The story highlighted the ascension of Motorola as a brand, not just a company that makes cell phones, and credited much of the company’s recent success to that strategy. The key, says global marketing head George Neill, who came to the company last year from Apple Computer, was to think of the brand as providing experiences to consumers, not just hardware. "We're focused on giving access to what people want -- music, video, Internet -- wherever customers roam," he told BusinessWeek. That translated into an 18 percent gain in the company's brand value on the chart.

“This year's list is brimming with hot brands such as Motorola that are crafting new and surprising ways to branch into entirely new product arenas,” the magazine reported. “Hyundai is launching a premium sedan. Google is wading into selling ad time on the radio. Others are revving up their brand's goodwill value to dodge problems, as McDonald's is doing with its health and fitness marketing to counter concerns about junk food.

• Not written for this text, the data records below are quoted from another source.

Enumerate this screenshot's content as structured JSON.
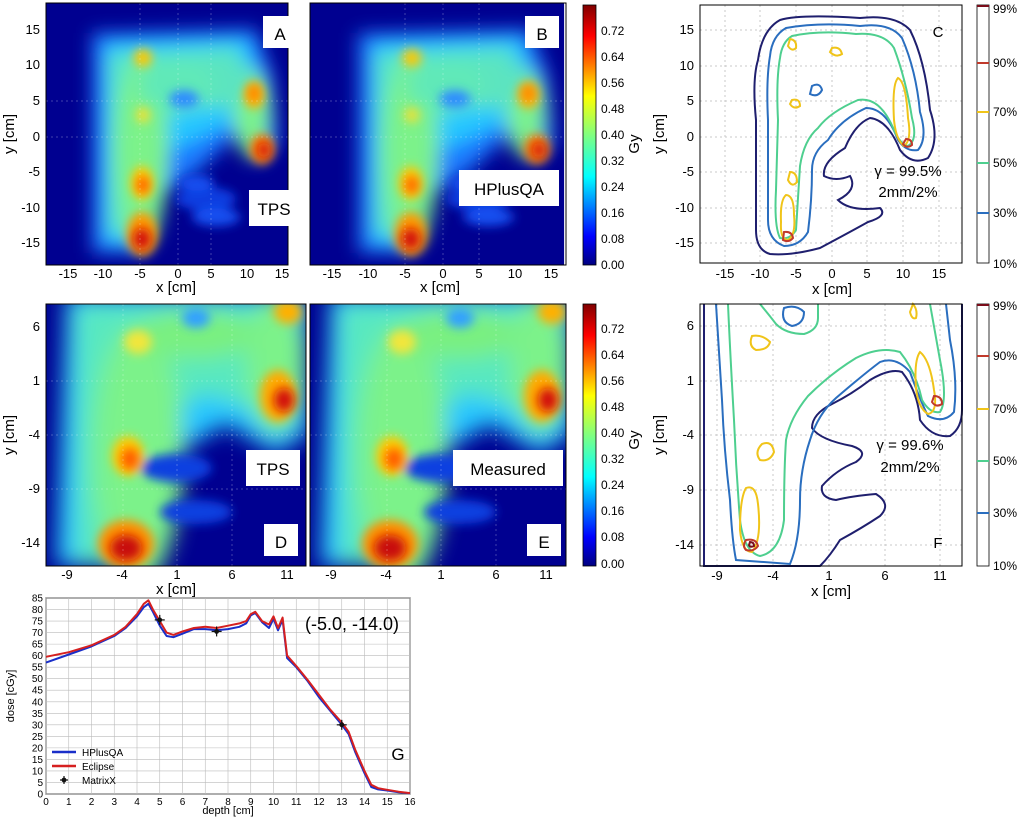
{
  "colors": {
    "jet": [
      "#000080",
      "#0000ff",
      "#0080ff",
      "#00ffff",
      "#80ff80",
      "#ffff00",
      "#ff8000",
      "#ff0000",
      "#800000"
    ],
    "iso": [
      "#1f1f6e",
      "#2a6ebf",
      "#4ecf8f",
      "#f0c419",
      "#c0392b",
      "#7a0d1a"
    ],
    "hplusqa": "#1a2fc9",
    "eclipse": "#d62020",
    "matrixx": "#111111",
    "grid": "#bbbbbb"
  },
  "colorbars": {
    "dose": {
      "unit": "Gy",
      "ticks": [
        "0.72",
        "0.64",
        "0.56",
        "0.48",
        "0.40",
        "0.32",
        "0.24",
        "0.16",
        "0.08",
        "0.00"
      ]
    },
    "isodose": {
      "ticks": [
        "99%",
        "90%",
        "70%",
        "50%",
        "30%",
        "10%"
      ]
    }
  },
  "panels": {
    "A": {
      "letter": "A",
      "label": "TPS"
    },
    "B": {
      "letter": "B",
      "label": "HPlusQA"
    },
    "C": {
      "letter": "C",
      "gamma": "γ = 99.5%",
      "criteria": "2mm/2%"
    },
    "D": {
      "letter": "D",
      "label": "TPS"
    },
    "E": {
      "letter": "E",
      "label": "Measured"
    },
    "F": {
      "letter": "F",
      "gamma": "γ = 99.6%",
      "criteria": "2mm/2%"
    },
    "G": {
      "letter": "G",
      "point": "(-5.0, -14.0)"
    }
  },
  "axes": {
    "row1": {
      "xlabel": "x [cm]",
      "ylabel": "y [cm]",
      "xticks": [
        "-15",
        "-10",
        "-5",
        "0",
        "5",
        "10",
        "15"
      ],
      "yticks": [
        "15",
        "10",
        "5",
        "0",
        "-5",
        "-10",
        "-15"
      ]
    },
    "row2": {
      "xlabel": "x [cm]",
      "ylabel": "y [cm]",
      "xticks": [
        "-9",
        "-4",
        "1",
        "6",
        "11"
      ],
      "yticks": [
        "6",
        "1",
        "-4",
        "-9",
        "-14"
      ]
    }
  },
  "chart_data": [
    {
      "type": "heatmap",
      "panel": "A",
      "title": "TPS",
      "xlabel": "x [cm]",
      "ylabel": "y [cm]",
      "xlim": [
        -18,
        18
      ],
      "ylim": [
        -18,
        18
      ],
      "colorbar_label": "Gy",
      "crange": [
        0.0,
        0.78
      ],
      "hotspots": [
        {
          "x": -5.7,
          "y": -14,
          "dose": 0.72
        },
        {
          "x": -5.7,
          "y": -6,
          "dose": 0.64
        },
        {
          "x": -5.5,
          "y": 13,
          "dose": 0.6
        },
        {
          "x": -5.5,
          "y": 4.8,
          "dose": 0.5
        },
        {
          "x": 9.8,
          "y": 8,
          "dose": 0.62
        },
        {
          "x": 11,
          "y": -1,
          "dose": 0.74
        }
      ]
    },
    {
      "type": "heatmap",
      "panel": "B",
      "title": "HPlusQA",
      "xlabel": "x [cm]",
      "ylabel": "",
      "xlim": [
        -18,
        18
      ],
      "ylim": [
        -18,
        18
      ],
      "colorbar_label": "Gy",
      "crange": [
        0.0,
        0.78
      ],
      "hotspots": [
        {
          "x": -5.7,
          "y": -14,
          "dose": 0.72
        },
        {
          "x": -5.7,
          "y": -6,
          "dose": 0.64
        },
        {
          "x": -5.5,
          "y": 13,
          "dose": 0.6
        },
        {
          "x": -5.5,
          "y": 4.8,
          "dose": 0.5
        },
        {
          "x": 9.8,
          "y": 8,
          "dose": 0.62
        },
        {
          "x": 11,
          "y": -1,
          "dose": 0.74
        }
      ]
    },
    {
      "type": "contour",
      "panel": "C",
      "xlabel": "x [cm]",
      "ylabel": "y [cm]",
      "xlim": [
        -18,
        18
      ],
      "ylim": [
        -18,
        18
      ],
      "levels": [
        "10%",
        "30%",
        "50%",
        "70%",
        "90%",
        "99%"
      ],
      "gamma_pass": 99.5,
      "criteria": "2mm/2%"
    },
    {
      "type": "heatmap",
      "panel": "D",
      "title": "TPS",
      "xlabel": "x [cm]",
      "ylabel": "y [cm]",
      "xlim": [
        -11,
        13
      ],
      "ylim": [
        -15.5,
        8
      ],
      "colorbar_label": "Gy",
      "crange": [
        0.0,
        0.78
      ]
    },
    {
      "type": "heatmap",
      "panel": "E",
      "title": "Measured",
      "xlabel": "x [cm]",
      "ylabel": "",
      "xlim": [
        -11,
        13
      ],
      "ylim": [
        -15.5,
        8
      ],
      "colorbar_label": "Gy",
      "crange": [
        0.0,
        0.78
      ]
    },
    {
      "type": "contour",
      "panel": "F",
      "xlabel": "x [cm]",
      "ylabel": "y [cm]",
      "xlim": [
        -11,
        13
      ],
      "ylim": [
        -15.5,
        8
      ],
      "levels": [
        "10%",
        "30%",
        "50%",
        "70%",
        "90%",
        "99%"
      ],
      "gamma_pass": 99.6,
      "criteria": "2mm/2%"
    },
    {
      "type": "line",
      "panel": "G",
      "title": "(-5.0, -14.0)",
      "xlabel": "depth [cm]",
      "ylabel": "dose [cGy]",
      "xlim": [
        0,
        16
      ],
      "ylim": [
        0,
        85
      ],
      "xticks": [
        0,
        1,
        2,
        3,
        4,
        5,
        6,
        7,
        8,
        9,
        10,
        11,
        12,
        13,
        14,
        15,
        16
      ],
      "yticks": [
        0,
        5,
        10,
        15,
        20,
        25,
        30,
        35,
        40,
        45,
        50,
        55,
        60,
        65,
        70,
        75,
        80,
        85
      ],
      "legend": "lower-left",
      "series": [
        {
          "name": "HPlusQA",
          "x": [
            0,
            1,
            2,
            3,
            3.5,
            4,
            4.3,
            4.5,
            4.7,
            5,
            5.3,
            5.6,
            6,
            6.5,
            7,
            7.5,
            8,
            8.5,
            8.8,
            9,
            9.2,
            9.5,
            9.8,
            10,
            10.2,
            10.4,
            10.6,
            11,
            11.5,
            12,
            12.5,
            13,
            13.3,
            13.6,
            14,
            14.3,
            14.6,
            15,
            15.5,
            16
          ],
          "y": [
            57,
            60.5,
            64,
            68.5,
            72,
            77,
            81,
            82.5,
            79,
            73,
            68.5,
            68,
            69.5,
            71.5,
            71.5,
            71,
            71.5,
            72.5,
            74,
            77.5,
            78.5,
            74.5,
            72,
            76,
            71,
            75.5,
            59,
            55,
            49,
            42,
            36,
            30,
            26,
            18,
            9,
            3,
            2,
            1.5,
            0.8,
            0.3
          ]
        },
        {
          "name": "Eclipse",
          "x": [
            0,
            1,
            2,
            3,
            3.5,
            4,
            4.3,
            4.5,
            4.7,
            5,
            5.3,
            5.6,
            6,
            6.5,
            7,
            7.5,
            8,
            8.5,
            8.8,
            9,
            9.2,
            9.5,
            9.8,
            10,
            10.2,
            10.4,
            10.6,
            11,
            11.5,
            12,
            12.5,
            13,
            13.3,
            13.6,
            14,
            14.3,
            14.6,
            15,
            15.5,
            16
          ],
          "y": [
            59.5,
            61.5,
            64.5,
            69,
            72.5,
            78,
            82.5,
            84,
            80,
            75,
            70,
            69,
            70.5,
            72,
            72.5,
            72,
            73,
            74,
            75,
            78,
            79,
            75,
            73.5,
            77,
            72,
            76.5,
            60,
            55.5,
            49.5,
            43,
            36.5,
            31,
            27,
            19,
            10,
            4,
            2.5,
            1.8,
            1,
            0.4
          ]
        },
        {
          "name": "MatrixX",
          "x": [
            5,
            7.5,
            13
          ],
          "y": [
            75.5,
            70.5,
            30
          ]
        }
      ]
    }
  ]
}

Every company wants its brand to get bigger. The hard part is balancing what the brand is with a vision of what it would like to be. "As soon as you try to go someplace that doesn't fit or where you don't have credibility, it can detract from your organization and your brand," says Jez Frampton, CEO of Interbrand Group.

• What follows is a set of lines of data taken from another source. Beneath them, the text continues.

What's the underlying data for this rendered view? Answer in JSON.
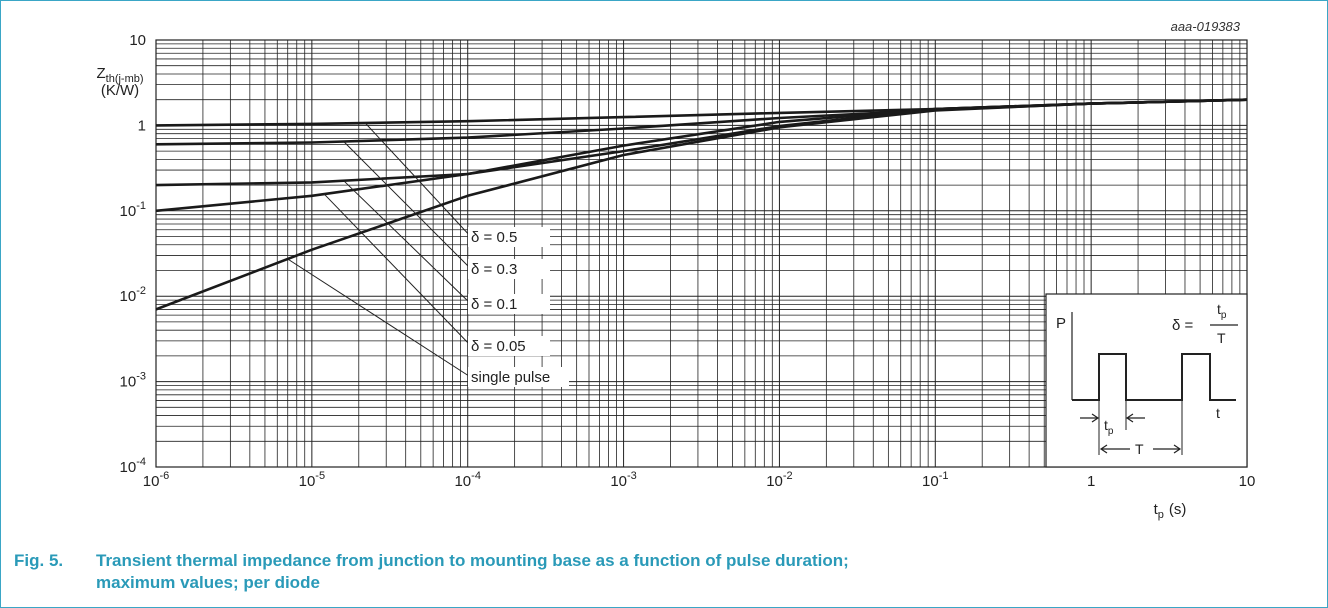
{
  "figure_id": "aaa-019383",
  "caption": {
    "number": "Fig. 5.",
    "line1": "Transient thermal impedance from junction to mounting base as a function of pulse duration;",
    "line2": "maximum values; per diode"
  },
  "colors": {
    "caption": "#2a9ab8",
    "frame": "#3aa6c6",
    "curve": "#1a1a1a",
    "grid": "#222222"
  },
  "chart_data": {
    "type": "line",
    "x_scale": "log",
    "y_scale": "log",
    "xlim": [
      1e-06,
      10
    ],
    "ylim": [
      0.0001,
      10
    ],
    "grid": true,
    "ylabel": {
      "main": "Z",
      "sub": "th(j-mb)",
      "unit": "(K/W)"
    },
    "xlabel": {
      "main": "t",
      "sub": "p",
      "unit": "(s)"
    },
    "x_ticks": [
      {
        "value": 1e-06,
        "base": "10",
        "exp": "-6"
      },
      {
        "value": 1e-05,
        "base": "10",
        "exp": "-5"
      },
      {
        "value": 0.0001,
        "base": "10",
        "exp": "-4"
      },
      {
        "value": 0.001,
        "base": "10",
        "exp": "-3"
      },
      {
        "value": 0.01,
        "base": "10",
        "exp": "-2"
      },
      {
        "value": 0.1,
        "base": "10",
        "exp": "-1"
      },
      {
        "value": 1,
        "base": "1",
        "exp": ""
      },
      {
        "value": 10,
        "base": "10",
        "exp": ""
      }
    ],
    "y_ticks": [
      {
        "value": 10,
        "base": "10",
        "exp": ""
      },
      {
        "value": 1,
        "base": "1",
        "exp": ""
      },
      {
        "value": 0.1,
        "base": "10",
        "exp": "-1"
      },
      {
        "value": 0.01,
        "base": "10",
        "exp": "-2"
      },
      {
        "value": 0.001,
        "base": "10",
        "exp": "-3"
      },
      {
        "value": 0.0001,
        "base": "10",
        "exp": "-4"
      }
    ],
    "series": [
      {
        "name": "δ = 0.5",
        "x": [
          1e-06,
          1e-05,
          0.0001,
          0.001,
          0.01,
          0.1,
          1,
          10
        ],
        "y": [
          1.0,
          1.04,
          1.12,
          1.25,
          1.4,
          1.55,
          1.8,
          2.0
        ],
        "label_anchor_x": 2.2e-05
      },
      {
        "name": "δ = 0.3",
        "x": [
          1e-06,
          1e-05,
          0.0001,
          0.001,
          0.01,
          0.1,
          1,
          10
        ],
        "y": [
          0.6,
          0.63,
          0.72,
          0.92,
          1.22,
          1.52,
          1.8,
          2.0
        ],
        "label_anchor_x": 1.6e-05
      },
      {
        "name": "δ = 0.1",
        "x": [
          1e-06,
          1e-05,
          0.0001,
          0.001,
          0.01,
          0.1,
          1,
          10
        ],
        "y": [
          0.2,
          0.215,
          0.27,
          0.5,
          0.98,
          1.55,
          1.8,
          2.0
        ],
        "label_anchor_x": 1.6e-05
      },
      {
        "name": "δ = 0.05",
        "x": [
          1e-06,
          1e-05,
          0.0001,
          0.001,
          0.01,
          0.1,
          1,
          10
        ],
        "y": [
          0.1,
          0.15,
          0.27,
          0.58,
          1.1,
          1.55,
          1.8,
          2.0
        ],
        "label_anchor_x": 1.2e-05
      },
      {
        "name": "single pulse",
        "x": [
          1e-06,
          1e-05,
          3e-05,
          0.0001,
          0.001,
          0.01,
          0.1,
          1,
          10
        ],
        "y": [
          0.007,
          0.035,
          0.07,
          0.15,
          0.45,
          0.95,
          1.5,
          1.8,
          2.0
        ],
        "label_anchor_x": 7e-06
      }
    ],
    "series_labels": [
      "δ = 0.5",
      "δ = 0.3",
      "δ = 0.1",
      "δ = 0.05",
      "single pulse"
    ]
  },
  "inset": {
    "p_label": "P",
    "delta_lhs": "δ =",
    "frac_num_main": "t",
    "frac_num_sub": "p",
    "frac_den": "T",
    "t_axis": "t",
    "tp_main": "t",
    "tp_sub": "p",
    "period": "T"
  }
}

What BusinessWeek/Interbrand said about the food brands:
Coca-Cola: Flagging appetite for soda has cut demand for Coke, but the beverage giant has a raft of new products in the pipeline that could reverse its recent slide.

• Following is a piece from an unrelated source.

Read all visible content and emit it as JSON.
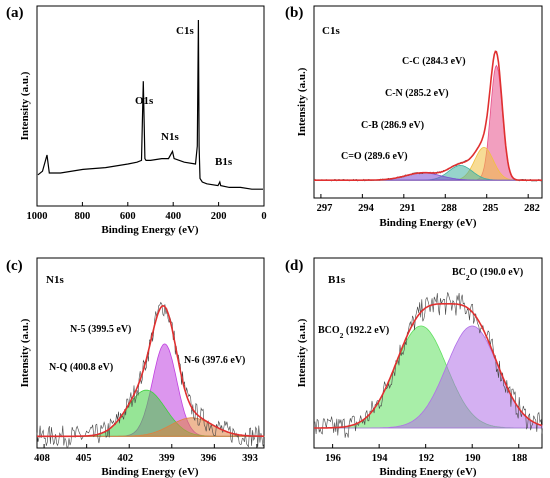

Pepsi: It tapped a growing obsession with obesity by shifting marketing dollars to Diet Pepsi. Another boost? Rival Coke's move to copy Pepsi Max with Coke Zero.

Nescafe: Sales of instant coffee are piping hot in emerging markets, while flavored coffees and new products have boosted appeal in the U.S. and Europe.

Budweiser: A price war and changing tastes left the No.1 beer maker with a nasty hangover. The drop in profits for 2005 was its first in a decade.

Kellogg’s: The cereal maker is striking an effective balance between healthy products like Special K and sugary treats like Pop Tarts to attract both moms and kids.

Heinz: Slimming its portfolio and adding products like Lea & Perrins hasn't been enough for Heinz to compete with retailers' in-house brands.

Wrigley’s: With new players chewing away at market share, Wrigley's has been expanding into areas like candy and mints with brand extensions and acquisitions.

Nestle: Best known for chocolate, Nestlé posts stronger growth from other products, such as Nestlé Aquarel bottled water.

Danone: A growing global appetite for yogurt keeps the French food and beverage giant in good health.

Kraft: Fierce competition and rising commodity costs have dogged the U.S.'s largest foodmaker. Kraft's new CEO needs innovative new products to revive sales.

Hennessy: As the brand gets a marketing assist from adoring hip hop artists in the U.S., the French cognac maker is pushing for growth in China and India.

Moet & Chandon: "Global sales of Champagne are up 54 percent since 1990, and Moet's "Be Fabulous" campaign has cemented the brand in the center of the market.

Smirnoff: The vodka market continues to attract new entrants; Smirnoff needs to better define a sophisticated identity to stay ahead of the pack.